Über die in der Regel längere Zeitstrecke gesehen bietet das Spiel den mit durchschnittlicher Spielintelligenz ausgestatteten Charakteren wie mir nicht genügend erkennbare Steuerungsmechanismen, um den Zufall beim Kartenziehen abzufedern. Die deutlich spürbare Dauer der eigenen Leerlaufzeit lässt den Spannungsbogen im Spiel zu früh abknicken. Verhindert werden kann dies, wenn der jederzeit nachvollziehbare Punktestand bis kurz vor Schluss ausgeglichen genug ist, um noch mehreren Teilnehmern einen Last-Minute-Sieg zu ermöglichen. Vermutlich verdankt man der Routine des Autors, dass dies nicht übermäßig selten der Fall ist.

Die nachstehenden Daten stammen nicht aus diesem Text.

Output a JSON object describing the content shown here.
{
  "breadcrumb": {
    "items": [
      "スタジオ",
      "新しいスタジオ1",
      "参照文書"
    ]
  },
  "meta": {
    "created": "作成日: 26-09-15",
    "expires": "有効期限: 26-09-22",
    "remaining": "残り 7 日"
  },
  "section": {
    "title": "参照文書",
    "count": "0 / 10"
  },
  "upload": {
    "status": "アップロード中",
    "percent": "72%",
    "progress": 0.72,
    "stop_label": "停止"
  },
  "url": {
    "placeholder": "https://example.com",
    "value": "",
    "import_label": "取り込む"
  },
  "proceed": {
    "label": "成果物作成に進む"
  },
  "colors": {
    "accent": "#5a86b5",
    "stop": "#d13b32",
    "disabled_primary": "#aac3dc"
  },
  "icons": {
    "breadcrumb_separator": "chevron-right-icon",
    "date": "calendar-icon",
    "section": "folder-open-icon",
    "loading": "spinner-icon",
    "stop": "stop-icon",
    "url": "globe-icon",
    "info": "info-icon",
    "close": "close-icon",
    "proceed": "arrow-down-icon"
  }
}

Als Zielgruppe für das Spiel lässt sich dennoch niemand so recht entdecken. Viel zu seichte Kost für den anspruchsvollen Spielegourmet und anderseits zu hohe Spieldauer und Komplexität in den Zugmöglichkeiten für die Familienzusammenkunft am Brett. Vielleicht soll dies ja gerade ein Versuch sein, die von Keltis begeisterten Gelegenheitsspieler behutsam in tiefere Spielsysteme hereinzuziehen? Leider ist das Orakel aus den vorgenannten Gründen nicht geeignet, einem solchen Ziel erfolgreich entgegenzusteuern.

Rezension André Beautemps

Anmerkung: Zur besseren Lesbarkeit der Texte verwenden wir häufig das generische Maskulinum, welches sich zugleich auf weibliche, männliche und andere Geschlechteridentitäten bezieht.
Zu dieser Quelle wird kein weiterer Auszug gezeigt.